I am a software engineer who loves building systems that work — and keep working. My focus is on backend architecture, infrastructure and the kind of technical operations that help companies scale smoothly. However, I am up for any challenge that comes my way.
I believe the best engineering balances technical excellence with practical impact and I'm drawn to work that sits at the intersection of code, product and business.
Currently based in Amsterdam, I'm helping scale the engineering team and infrastructure at Coolset. I thrive in environments where I can build end-to-end solutions, collaborate across teams and solve problems that matter.
I started coding while at school in Johannesburg. Choosing information technology, and later electrical and computer engineering at university, were educated guesses that turned out to be the right ones. I've always enjoyed maths and puzzles, especially problems where patterns emerge and logic leads to elegant solutions. Engineering gave me a way to apply that way of thinking to real-world problems.
What drew me to software was the immediacy of building something useful. Seeing an idea turn into a working system is deeply satisfying, and that feeling only grows at scale. Automating repetitive work or designing systems that simply work saves real time and creates genuine value. The most rewarding part is turning frustration into solutions that feel clear, reliable, and easy to use.

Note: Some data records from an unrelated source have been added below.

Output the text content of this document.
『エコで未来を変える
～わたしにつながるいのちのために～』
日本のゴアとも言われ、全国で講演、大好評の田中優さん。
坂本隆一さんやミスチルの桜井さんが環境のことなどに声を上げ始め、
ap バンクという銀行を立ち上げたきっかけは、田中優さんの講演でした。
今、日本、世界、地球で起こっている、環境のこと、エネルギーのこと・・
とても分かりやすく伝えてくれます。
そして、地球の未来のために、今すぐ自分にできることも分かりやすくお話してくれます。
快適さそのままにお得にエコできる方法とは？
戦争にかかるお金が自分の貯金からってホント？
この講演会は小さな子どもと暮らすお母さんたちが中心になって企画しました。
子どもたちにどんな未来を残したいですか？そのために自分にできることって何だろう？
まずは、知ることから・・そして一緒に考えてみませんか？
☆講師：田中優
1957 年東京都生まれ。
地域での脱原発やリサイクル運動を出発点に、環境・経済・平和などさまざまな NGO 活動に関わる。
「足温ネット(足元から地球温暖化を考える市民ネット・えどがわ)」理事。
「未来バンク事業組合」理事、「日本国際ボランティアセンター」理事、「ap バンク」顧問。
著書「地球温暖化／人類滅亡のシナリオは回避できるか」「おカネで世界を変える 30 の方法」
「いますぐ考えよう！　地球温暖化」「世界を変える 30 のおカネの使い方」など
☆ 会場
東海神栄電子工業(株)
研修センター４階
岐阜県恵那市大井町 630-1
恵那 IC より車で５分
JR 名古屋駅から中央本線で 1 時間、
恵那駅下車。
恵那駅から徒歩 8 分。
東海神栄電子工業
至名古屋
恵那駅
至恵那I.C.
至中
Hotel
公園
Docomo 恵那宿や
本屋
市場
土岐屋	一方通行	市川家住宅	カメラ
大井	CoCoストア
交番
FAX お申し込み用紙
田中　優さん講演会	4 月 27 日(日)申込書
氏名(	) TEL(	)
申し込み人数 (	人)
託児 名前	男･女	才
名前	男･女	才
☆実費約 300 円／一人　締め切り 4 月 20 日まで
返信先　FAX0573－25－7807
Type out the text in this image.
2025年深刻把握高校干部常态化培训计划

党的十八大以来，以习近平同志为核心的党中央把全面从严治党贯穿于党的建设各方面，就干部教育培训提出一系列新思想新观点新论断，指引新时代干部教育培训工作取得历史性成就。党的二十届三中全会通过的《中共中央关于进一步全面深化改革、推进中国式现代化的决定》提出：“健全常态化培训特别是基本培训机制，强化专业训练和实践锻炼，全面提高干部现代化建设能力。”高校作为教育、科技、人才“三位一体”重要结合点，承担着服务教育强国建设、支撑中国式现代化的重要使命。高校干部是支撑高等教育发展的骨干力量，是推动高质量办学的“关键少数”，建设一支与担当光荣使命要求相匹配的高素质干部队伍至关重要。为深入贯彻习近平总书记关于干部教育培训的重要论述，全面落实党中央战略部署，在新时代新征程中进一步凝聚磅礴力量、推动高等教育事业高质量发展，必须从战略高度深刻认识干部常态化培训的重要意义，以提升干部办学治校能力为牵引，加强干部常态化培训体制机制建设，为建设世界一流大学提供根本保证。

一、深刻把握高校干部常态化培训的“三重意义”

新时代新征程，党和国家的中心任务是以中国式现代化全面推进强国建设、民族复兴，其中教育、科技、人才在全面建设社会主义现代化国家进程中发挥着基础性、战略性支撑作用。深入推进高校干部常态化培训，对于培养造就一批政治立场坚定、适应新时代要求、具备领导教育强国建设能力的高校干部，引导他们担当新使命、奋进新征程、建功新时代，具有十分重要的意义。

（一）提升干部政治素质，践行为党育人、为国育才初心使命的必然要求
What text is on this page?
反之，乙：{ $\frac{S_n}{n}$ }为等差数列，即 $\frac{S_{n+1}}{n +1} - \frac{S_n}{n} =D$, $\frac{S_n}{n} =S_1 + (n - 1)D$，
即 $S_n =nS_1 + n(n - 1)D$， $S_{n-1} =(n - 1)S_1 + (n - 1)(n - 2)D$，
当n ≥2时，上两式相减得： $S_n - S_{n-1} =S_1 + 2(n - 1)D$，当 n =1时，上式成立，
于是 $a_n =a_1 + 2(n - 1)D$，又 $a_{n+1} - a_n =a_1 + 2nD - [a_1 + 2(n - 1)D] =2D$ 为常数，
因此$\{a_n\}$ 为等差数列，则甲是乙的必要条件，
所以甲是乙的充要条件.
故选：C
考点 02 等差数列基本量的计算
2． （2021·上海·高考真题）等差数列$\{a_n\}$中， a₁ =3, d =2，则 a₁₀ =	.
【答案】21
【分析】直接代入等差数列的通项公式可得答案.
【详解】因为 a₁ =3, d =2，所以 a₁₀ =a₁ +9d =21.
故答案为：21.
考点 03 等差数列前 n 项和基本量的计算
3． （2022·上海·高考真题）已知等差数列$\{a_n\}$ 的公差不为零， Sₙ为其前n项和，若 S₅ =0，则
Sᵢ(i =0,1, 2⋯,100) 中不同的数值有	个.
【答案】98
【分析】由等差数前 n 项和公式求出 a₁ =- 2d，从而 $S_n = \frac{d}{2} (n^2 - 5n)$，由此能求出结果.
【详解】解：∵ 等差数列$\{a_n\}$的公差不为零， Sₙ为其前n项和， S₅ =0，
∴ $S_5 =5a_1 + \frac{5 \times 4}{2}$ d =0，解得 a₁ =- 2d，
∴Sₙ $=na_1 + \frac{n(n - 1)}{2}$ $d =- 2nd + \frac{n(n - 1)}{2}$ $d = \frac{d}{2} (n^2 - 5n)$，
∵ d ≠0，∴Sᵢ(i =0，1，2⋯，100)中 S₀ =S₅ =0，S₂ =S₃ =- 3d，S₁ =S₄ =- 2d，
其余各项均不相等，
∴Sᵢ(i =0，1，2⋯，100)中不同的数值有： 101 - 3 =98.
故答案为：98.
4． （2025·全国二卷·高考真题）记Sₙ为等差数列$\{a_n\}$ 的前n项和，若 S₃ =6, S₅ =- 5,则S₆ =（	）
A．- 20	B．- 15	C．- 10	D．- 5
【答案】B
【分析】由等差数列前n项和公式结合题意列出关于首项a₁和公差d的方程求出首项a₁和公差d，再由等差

Engineering isn't just about technology. Meaningful progress happens when people feel supported through change. I focus on empathy and clear communication, especially when working across disciplines or bridging technical and non-technical teams. By listening closely and understanding what teams actually need, I aim to design solutions that fit naturally into how they work. Trust, collaboration, and shared understanding are as critical to good systems as the code itself.
Being observant has become central to how I work. I pay close attention to how systems behave, where processes break down, and where small details create unnecessary friction. Over time, I've learned that consistent structure and care for those details are what separate systems that function from systems that last.